Pallavi interrupted him. “—I don’t need your car. I’ll order a taxi.”
He ignored her and continued speaking on the phone. “At once, Farhad!”
Ending the call he addressed her as though she was a difficult child. “You’re not climbing into a public taxi at this hour. In this state.” To punctuate his message, his eyes made a scathing survey of her from head to toe.
Pallavi said, “You need not worry about me, Mr Rao. I can handle myself. I’ll get myself home.”
And then in an act of dismissal, she swung away from him, pulling out her phone to order the taxi.
Raghav was near enough that the long wet ropes of her hair whipped his face. He turned his face aside and with the back of his hand wiped it.
“Sorry,” she said, making an automatic—and perhaps less-than sincere apology.
His jaw tightened as he leaned over her, glaring into her eyes. “Listen, I don’t give a f**k about you. But because of the scene you just created in there,” his finger pointed towards the casino, “two dozen witnesses saw me leave with you in a dress that leaves no room for imagination. Should you be raped and killed and left in a ditch by the roadside, which door do you think the police will first knock upon tomorrow morning?”
All this—except the expletive—was spoken in Telugu—but she understood him perfectly.
And though she resented his autocratic manner, she was not so foolhardy to deny he had a point. The hour was late—and times were such that no woman should presume safety on the road.
She agreed silently and turned away from him. This time with more care so as to not hair-slap his face. His fury was palpable.
Fortunately, a black sedan soon approached. She knew it belonged to him because of the RR emblem on the bonnet. A young man jumped out from the passenger side.
Pallavi presumed this must be ‘Farhad’.
He took in Pallavi’s state and then exchanged looks with Raghav, as though to ask—‘what the hell?’
Raghav gave a humourless laugh and said by way of explanation, “Madam went for a swim in the lake and now wishes to go home.”
Farhad opened the door to the back seat and enquired politely, “Your destination?”

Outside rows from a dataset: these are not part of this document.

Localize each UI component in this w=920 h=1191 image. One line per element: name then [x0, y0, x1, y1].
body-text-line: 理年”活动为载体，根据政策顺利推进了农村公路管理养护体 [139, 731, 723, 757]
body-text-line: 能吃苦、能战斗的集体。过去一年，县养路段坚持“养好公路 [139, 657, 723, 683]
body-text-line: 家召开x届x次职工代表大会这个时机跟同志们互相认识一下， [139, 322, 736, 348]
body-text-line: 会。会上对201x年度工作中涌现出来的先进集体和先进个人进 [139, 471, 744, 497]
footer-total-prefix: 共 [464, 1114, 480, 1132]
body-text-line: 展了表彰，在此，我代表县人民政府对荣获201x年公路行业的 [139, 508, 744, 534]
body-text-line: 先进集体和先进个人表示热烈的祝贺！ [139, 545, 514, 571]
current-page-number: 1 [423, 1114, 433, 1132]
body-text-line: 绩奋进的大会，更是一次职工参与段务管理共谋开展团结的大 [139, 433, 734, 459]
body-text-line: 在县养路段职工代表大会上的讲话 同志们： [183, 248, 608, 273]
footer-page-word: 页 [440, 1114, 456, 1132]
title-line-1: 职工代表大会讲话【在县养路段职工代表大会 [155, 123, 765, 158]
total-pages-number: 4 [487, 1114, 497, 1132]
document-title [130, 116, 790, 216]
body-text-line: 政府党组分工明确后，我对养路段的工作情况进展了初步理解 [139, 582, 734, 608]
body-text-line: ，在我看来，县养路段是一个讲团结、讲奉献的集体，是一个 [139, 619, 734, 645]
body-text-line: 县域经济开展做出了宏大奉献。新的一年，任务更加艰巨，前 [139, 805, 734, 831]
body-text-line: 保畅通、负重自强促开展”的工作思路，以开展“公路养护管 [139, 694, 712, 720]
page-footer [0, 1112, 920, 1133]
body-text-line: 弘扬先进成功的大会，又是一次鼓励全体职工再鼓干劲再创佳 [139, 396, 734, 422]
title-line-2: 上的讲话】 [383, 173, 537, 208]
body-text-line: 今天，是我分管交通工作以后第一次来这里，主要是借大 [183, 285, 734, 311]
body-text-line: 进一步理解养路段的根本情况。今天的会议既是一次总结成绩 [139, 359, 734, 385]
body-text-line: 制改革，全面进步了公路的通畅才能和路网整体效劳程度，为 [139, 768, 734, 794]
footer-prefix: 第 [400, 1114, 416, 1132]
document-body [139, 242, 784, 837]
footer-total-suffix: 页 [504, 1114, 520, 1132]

Pallavi began to give the address for home—but then recollected she was staying at Krishna’s. So instead she provided him with the name of the temple near Krishna’s home. Farhad left her side and went to inform the driver.
Though not inclined to speak another word to Raghav, Pallavi was not ill-mannered—and she knew she owed him an apology. She stepped towards him and said, “I’m sorry for all that chaos inside. Thank you for arranging for the car.”
He made no reply.
She was climbing into the car seat when she realized—his jacket!
“Oh!” she exclaimed, stepped out again and began to remove it rather reluctantly.
Truth be told, she didn’t want to be without it—to be shivering in the back of the vehicle in a dress that leaves no room for imagination.
“Keep it,” he said.
She gave a grateful nod, promising, “I’ll have it returned to you tomorrow.”
He shut the car door once she was back in, then leaned down and said through the open window, “Don’t let me see you at Sagar Lake again. There are plenty of other casinos in the city where you can conduct your business.”
With this harsh dismissal, he straightened, rapped the roof of the car to signal the driver to push off.
In writing this tale, Sisters, I’ve committed to keep nothing from you. You will hear it all—the delight, the despair, the divine, and the diabolical. Therefore, I will not attempt to hide from you that all the way from Sagar Lake to Krishna’s home, our Heroine silently wept.